En février de cette année, à la veille du premier anniversaire de la guerre, l’agence de renseignement militaire ukrainienne a accepté, « à la demande de Washington », de reporter les frappes prévues sur Moscou, selon un autre document de renseignement divulgué sur Discord. Cet incident a illustré une tension plus large qui a existé tout au long de la guerre : l’Ukraine, désireuse d’amener le combat sur le terrain de la Russie, est parfois retenue par les États-Unis.

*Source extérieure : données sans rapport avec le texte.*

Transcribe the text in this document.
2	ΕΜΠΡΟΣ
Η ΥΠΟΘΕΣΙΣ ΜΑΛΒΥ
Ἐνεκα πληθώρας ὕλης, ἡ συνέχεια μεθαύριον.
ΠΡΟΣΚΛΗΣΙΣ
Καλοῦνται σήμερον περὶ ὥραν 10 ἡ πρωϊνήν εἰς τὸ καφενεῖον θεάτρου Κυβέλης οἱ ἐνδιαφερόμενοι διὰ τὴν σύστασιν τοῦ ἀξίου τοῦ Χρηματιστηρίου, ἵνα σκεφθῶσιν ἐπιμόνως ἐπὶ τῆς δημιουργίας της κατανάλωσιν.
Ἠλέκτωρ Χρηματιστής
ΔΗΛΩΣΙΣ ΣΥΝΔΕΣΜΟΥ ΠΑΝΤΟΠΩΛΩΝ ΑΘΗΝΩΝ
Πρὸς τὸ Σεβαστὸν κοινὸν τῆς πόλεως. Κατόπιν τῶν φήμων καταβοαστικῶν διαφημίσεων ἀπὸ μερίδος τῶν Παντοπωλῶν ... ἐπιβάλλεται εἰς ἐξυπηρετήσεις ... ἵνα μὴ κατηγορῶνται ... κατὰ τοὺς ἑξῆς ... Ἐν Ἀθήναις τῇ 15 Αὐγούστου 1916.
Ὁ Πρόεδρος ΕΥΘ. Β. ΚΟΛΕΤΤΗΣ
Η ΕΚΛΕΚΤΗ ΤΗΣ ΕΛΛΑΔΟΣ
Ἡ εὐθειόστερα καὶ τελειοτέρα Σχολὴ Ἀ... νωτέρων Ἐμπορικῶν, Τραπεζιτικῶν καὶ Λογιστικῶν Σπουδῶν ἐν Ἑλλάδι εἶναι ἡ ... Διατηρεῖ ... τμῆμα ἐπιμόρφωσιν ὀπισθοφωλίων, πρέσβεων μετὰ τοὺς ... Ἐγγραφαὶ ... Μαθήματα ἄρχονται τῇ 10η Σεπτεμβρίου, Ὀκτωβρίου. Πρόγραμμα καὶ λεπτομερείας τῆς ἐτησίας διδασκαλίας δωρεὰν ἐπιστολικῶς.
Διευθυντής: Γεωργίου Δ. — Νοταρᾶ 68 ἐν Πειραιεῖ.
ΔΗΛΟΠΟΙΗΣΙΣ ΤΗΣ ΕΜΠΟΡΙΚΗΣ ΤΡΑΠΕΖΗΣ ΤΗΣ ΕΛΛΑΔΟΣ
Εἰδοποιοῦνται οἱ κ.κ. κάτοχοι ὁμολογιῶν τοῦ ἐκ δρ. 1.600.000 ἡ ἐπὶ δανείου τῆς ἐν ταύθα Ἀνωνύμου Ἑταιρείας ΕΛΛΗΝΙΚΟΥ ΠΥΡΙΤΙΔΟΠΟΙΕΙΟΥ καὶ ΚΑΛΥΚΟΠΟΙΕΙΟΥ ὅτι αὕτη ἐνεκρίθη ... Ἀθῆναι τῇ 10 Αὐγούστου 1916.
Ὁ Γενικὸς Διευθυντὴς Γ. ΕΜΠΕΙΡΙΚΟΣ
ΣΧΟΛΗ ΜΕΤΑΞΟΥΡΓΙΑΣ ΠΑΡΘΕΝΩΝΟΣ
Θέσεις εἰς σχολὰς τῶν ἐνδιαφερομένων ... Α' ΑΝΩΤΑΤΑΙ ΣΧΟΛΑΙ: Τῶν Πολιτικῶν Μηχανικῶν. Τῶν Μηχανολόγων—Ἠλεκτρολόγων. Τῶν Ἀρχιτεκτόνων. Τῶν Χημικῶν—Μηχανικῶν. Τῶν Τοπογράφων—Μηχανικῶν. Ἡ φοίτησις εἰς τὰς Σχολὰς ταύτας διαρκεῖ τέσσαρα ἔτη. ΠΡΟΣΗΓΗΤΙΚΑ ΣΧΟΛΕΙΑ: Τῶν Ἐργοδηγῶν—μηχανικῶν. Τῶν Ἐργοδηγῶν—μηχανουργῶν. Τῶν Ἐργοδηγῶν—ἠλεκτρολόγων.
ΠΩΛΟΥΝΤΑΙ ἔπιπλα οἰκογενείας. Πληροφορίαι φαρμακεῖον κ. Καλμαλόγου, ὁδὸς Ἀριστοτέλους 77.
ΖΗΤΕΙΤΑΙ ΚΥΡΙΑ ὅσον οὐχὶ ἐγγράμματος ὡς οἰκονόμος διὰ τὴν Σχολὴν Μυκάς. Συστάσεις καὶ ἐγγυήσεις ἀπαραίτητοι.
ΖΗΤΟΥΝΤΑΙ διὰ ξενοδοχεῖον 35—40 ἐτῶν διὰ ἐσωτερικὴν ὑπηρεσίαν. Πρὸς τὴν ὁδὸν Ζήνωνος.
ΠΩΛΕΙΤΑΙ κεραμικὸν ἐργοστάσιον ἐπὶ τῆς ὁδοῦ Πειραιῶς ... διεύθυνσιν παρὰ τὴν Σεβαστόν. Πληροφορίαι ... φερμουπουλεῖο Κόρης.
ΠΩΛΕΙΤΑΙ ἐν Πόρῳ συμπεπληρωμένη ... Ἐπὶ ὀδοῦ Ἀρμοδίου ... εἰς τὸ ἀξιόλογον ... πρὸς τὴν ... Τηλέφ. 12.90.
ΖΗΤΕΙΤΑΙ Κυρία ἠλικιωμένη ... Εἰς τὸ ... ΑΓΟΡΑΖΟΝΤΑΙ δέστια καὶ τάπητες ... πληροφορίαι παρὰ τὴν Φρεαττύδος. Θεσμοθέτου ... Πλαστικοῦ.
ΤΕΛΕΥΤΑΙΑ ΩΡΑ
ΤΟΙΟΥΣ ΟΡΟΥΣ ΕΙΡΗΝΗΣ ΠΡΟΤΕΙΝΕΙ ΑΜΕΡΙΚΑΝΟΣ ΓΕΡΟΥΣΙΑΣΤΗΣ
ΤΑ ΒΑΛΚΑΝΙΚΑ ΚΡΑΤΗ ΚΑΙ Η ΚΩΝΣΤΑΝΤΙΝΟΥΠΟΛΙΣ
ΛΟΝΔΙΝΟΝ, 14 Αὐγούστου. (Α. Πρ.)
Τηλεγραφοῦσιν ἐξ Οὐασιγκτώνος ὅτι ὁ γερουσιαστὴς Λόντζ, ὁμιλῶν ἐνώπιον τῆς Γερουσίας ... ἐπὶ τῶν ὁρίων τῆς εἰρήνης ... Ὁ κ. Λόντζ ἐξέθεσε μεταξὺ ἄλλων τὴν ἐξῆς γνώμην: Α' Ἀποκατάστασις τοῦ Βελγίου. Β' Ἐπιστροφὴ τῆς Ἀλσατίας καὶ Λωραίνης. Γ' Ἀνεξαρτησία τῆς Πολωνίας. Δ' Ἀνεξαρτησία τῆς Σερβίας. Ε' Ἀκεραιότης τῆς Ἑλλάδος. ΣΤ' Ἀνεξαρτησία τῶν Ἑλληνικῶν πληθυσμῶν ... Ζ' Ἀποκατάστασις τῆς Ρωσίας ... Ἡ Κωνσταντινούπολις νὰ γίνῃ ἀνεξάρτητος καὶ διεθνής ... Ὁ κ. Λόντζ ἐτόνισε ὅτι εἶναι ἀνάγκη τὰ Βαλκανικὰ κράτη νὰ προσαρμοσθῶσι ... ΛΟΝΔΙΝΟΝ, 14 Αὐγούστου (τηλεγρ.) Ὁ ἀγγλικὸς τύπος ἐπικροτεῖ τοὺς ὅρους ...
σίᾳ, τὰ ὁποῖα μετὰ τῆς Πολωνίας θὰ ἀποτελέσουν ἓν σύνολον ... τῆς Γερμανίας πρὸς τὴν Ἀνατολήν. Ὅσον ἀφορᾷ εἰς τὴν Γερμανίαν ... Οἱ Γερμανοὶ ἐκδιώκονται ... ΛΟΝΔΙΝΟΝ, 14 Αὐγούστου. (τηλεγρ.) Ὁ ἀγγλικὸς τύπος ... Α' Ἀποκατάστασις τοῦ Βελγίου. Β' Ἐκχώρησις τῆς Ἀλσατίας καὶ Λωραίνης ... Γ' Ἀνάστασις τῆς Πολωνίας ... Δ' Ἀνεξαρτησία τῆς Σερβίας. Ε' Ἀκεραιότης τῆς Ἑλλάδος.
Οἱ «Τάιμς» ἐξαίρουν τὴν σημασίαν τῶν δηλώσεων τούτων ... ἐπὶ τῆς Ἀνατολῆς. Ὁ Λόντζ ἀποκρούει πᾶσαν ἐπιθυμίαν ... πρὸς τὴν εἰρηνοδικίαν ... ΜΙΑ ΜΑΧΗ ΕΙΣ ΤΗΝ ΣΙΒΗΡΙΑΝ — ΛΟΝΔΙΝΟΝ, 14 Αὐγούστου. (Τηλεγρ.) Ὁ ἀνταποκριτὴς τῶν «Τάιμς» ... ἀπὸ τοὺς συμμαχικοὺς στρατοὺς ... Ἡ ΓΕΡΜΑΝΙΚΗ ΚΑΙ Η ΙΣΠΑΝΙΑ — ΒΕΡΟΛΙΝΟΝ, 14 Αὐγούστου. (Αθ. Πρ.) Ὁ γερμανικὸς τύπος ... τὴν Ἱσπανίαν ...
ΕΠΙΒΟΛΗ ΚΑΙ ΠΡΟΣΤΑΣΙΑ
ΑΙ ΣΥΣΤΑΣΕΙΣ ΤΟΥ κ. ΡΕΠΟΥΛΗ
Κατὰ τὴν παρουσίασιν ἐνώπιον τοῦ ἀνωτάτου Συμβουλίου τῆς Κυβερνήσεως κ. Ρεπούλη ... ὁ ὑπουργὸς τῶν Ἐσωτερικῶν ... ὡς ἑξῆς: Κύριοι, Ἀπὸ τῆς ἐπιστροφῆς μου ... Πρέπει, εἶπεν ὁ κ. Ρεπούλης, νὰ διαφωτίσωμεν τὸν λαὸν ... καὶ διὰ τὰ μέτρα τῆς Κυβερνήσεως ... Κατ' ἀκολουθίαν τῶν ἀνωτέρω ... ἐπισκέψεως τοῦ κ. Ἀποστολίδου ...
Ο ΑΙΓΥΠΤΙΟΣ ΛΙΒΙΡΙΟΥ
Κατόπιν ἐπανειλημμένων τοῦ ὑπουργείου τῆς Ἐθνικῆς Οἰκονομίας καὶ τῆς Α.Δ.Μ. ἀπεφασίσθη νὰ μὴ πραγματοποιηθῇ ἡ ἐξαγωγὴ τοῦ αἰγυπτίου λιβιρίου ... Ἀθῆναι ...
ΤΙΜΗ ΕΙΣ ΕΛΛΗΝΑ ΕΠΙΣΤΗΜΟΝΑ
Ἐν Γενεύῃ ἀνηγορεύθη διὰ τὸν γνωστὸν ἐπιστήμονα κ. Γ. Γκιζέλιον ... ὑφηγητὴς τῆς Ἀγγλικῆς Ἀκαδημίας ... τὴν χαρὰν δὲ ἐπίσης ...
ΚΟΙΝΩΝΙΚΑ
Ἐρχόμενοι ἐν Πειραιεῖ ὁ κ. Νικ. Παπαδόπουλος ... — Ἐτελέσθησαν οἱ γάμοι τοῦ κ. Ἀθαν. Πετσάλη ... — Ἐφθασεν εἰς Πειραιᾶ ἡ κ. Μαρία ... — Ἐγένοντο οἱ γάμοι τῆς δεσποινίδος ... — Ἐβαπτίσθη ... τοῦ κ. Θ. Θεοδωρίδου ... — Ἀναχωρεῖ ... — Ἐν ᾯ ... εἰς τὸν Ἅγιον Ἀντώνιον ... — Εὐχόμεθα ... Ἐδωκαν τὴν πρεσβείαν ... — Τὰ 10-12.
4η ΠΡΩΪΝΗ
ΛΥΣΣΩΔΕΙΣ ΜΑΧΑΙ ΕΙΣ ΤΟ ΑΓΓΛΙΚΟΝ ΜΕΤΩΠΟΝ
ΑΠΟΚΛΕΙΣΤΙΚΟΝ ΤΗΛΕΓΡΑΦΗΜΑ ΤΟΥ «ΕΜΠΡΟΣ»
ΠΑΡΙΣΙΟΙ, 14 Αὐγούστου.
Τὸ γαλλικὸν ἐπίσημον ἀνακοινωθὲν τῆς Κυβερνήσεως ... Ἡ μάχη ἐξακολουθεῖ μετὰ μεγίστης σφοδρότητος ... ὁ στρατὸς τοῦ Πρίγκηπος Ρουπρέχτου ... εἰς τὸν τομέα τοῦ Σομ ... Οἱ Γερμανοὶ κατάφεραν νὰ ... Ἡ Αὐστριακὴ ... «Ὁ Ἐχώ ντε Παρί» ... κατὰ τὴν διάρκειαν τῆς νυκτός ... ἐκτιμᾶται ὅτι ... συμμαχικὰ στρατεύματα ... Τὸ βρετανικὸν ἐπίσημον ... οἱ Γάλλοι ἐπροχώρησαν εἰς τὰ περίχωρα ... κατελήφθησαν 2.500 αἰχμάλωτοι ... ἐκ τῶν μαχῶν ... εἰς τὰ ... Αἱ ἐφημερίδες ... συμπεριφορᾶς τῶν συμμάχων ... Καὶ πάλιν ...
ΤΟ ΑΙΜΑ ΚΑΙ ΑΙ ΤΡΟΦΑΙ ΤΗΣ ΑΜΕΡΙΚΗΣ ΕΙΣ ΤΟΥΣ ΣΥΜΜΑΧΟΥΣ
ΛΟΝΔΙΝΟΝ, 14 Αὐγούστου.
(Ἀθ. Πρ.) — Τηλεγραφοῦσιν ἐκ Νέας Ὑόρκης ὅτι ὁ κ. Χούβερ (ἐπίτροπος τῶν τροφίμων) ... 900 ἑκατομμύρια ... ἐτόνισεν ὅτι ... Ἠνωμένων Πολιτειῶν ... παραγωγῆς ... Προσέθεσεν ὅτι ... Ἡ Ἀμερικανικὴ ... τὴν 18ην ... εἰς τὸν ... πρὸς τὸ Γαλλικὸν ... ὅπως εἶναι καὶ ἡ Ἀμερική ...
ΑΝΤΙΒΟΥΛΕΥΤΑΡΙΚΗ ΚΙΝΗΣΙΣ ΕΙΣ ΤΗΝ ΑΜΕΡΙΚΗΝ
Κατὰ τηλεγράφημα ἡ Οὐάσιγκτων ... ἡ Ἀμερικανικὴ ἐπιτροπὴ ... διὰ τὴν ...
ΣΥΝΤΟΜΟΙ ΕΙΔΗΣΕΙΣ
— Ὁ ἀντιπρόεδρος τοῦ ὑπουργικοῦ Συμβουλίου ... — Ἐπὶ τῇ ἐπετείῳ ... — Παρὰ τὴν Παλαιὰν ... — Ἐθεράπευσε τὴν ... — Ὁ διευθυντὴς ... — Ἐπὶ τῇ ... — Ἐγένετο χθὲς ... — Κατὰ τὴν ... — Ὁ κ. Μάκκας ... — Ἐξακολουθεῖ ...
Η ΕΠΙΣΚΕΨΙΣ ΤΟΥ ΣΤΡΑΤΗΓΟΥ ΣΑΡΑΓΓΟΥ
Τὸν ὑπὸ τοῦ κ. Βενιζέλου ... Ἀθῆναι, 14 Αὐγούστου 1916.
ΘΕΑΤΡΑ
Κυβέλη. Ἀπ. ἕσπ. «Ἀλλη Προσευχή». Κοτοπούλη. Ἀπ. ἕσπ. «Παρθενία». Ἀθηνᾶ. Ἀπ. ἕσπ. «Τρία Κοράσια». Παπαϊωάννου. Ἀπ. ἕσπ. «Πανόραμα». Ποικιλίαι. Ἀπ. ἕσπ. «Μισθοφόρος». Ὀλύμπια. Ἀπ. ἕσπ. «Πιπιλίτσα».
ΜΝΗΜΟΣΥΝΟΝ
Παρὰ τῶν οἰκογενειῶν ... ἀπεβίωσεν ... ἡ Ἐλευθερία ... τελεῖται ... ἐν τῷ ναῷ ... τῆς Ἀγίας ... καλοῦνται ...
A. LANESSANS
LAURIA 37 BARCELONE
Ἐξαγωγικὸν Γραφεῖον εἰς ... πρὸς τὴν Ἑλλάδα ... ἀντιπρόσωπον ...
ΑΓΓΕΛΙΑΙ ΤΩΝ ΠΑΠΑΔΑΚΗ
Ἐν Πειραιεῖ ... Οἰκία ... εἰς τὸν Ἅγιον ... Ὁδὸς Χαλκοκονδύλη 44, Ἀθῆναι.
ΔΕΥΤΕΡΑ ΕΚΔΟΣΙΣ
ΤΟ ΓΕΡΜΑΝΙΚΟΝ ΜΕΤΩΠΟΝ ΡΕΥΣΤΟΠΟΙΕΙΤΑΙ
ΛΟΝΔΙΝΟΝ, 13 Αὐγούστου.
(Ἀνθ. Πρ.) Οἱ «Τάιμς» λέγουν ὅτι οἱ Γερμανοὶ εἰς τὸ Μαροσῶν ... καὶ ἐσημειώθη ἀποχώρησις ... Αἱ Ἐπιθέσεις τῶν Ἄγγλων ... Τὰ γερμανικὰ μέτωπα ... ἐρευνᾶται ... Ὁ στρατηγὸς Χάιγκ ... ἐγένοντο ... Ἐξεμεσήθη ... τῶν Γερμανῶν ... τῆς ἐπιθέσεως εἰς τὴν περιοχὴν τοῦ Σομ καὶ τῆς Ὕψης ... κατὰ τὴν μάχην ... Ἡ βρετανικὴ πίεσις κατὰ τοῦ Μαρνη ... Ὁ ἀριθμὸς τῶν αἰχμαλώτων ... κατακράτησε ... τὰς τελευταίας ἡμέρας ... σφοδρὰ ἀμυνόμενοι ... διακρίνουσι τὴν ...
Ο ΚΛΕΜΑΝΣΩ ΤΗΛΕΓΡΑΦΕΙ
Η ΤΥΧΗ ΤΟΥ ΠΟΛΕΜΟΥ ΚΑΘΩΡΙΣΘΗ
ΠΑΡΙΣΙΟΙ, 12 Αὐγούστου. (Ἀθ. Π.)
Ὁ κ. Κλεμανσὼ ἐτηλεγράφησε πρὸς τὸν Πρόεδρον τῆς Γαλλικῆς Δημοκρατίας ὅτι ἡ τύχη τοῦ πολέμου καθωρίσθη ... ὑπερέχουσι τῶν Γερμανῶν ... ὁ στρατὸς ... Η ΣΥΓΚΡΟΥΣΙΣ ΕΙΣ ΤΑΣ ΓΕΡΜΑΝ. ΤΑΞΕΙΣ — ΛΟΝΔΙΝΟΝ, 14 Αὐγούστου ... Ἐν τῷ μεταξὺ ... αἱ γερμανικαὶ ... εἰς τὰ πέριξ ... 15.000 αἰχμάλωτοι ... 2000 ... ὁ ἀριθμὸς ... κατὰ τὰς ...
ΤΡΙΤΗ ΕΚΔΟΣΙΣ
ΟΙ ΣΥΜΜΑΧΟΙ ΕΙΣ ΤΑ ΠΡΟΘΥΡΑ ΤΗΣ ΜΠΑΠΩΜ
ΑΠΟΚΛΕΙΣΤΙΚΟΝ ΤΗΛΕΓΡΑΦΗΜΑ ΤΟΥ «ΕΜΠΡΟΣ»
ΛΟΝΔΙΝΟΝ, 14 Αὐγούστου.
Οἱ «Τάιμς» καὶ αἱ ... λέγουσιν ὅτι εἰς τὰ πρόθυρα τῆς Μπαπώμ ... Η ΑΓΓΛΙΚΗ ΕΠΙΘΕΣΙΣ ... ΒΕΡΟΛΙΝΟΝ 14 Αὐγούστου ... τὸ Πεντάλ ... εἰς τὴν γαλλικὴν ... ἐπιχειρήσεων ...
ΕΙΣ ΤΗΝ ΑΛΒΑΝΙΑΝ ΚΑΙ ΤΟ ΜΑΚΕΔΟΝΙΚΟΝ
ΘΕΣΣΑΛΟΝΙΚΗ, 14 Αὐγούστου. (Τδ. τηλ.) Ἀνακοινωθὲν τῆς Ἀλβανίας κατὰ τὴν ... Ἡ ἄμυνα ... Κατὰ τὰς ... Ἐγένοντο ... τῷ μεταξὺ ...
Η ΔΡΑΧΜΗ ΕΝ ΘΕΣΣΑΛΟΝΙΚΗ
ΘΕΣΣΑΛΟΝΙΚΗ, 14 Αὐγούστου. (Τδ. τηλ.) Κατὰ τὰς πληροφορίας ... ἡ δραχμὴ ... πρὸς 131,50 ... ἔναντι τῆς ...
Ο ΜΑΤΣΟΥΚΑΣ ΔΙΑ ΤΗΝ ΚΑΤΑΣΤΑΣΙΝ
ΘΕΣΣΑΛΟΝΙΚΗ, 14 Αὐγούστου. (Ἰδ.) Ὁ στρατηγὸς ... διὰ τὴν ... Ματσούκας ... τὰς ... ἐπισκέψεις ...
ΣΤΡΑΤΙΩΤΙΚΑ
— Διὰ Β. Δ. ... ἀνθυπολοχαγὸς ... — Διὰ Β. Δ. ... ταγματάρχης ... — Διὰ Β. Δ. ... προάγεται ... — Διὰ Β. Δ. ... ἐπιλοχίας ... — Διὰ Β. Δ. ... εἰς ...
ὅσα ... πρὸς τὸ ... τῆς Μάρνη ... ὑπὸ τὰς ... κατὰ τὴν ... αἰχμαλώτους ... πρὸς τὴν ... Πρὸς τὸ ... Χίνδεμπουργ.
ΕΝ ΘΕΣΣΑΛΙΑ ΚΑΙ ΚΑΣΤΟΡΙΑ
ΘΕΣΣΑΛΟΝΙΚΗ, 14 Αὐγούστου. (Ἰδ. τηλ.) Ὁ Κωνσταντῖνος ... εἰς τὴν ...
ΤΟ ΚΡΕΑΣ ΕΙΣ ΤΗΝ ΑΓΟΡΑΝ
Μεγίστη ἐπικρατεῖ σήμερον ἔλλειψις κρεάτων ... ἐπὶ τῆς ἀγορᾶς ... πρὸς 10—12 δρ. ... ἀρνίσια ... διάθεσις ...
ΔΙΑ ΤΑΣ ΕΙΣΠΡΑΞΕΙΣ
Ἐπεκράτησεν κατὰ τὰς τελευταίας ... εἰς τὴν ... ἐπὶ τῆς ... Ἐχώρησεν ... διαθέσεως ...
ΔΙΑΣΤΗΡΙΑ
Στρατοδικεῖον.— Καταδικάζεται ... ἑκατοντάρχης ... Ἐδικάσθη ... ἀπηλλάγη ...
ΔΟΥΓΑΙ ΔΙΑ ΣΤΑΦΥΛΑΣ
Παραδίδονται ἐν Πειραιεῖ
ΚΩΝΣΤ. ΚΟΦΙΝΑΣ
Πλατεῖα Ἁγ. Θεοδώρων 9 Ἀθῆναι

Des responsables à Washington et en Europe ont réprimandé l’Ukraine pour des attaques en dehors de son territoire qui, selon eux, sont allées trop loin. Après qu’une voiture piégée près de Moscou en août a tué Daria Dugina , dans une attaque qui semblait destinée à son père – un nationaliste russe de premier plan dont les écrits avaient contribué à façonner un récit du Kremlin sur l’Ukraine – des responsables occidentaux ont déclaré avoir clairement indiqué à Zelensky qu’ils détenaient des agents dans son gouvernement responsable. L’attaque a été considérée comme provocatrice et risquait une réponse sévère de la part de la Russie, ont déclaré des responsables.

L’Ukraine a persisté dans ses frappes à l’intérieur de la Russie, y compris des frappes de drones sur un aérodrome et sur des cibles à Moscou que des responsables américains ont liées à Kiev.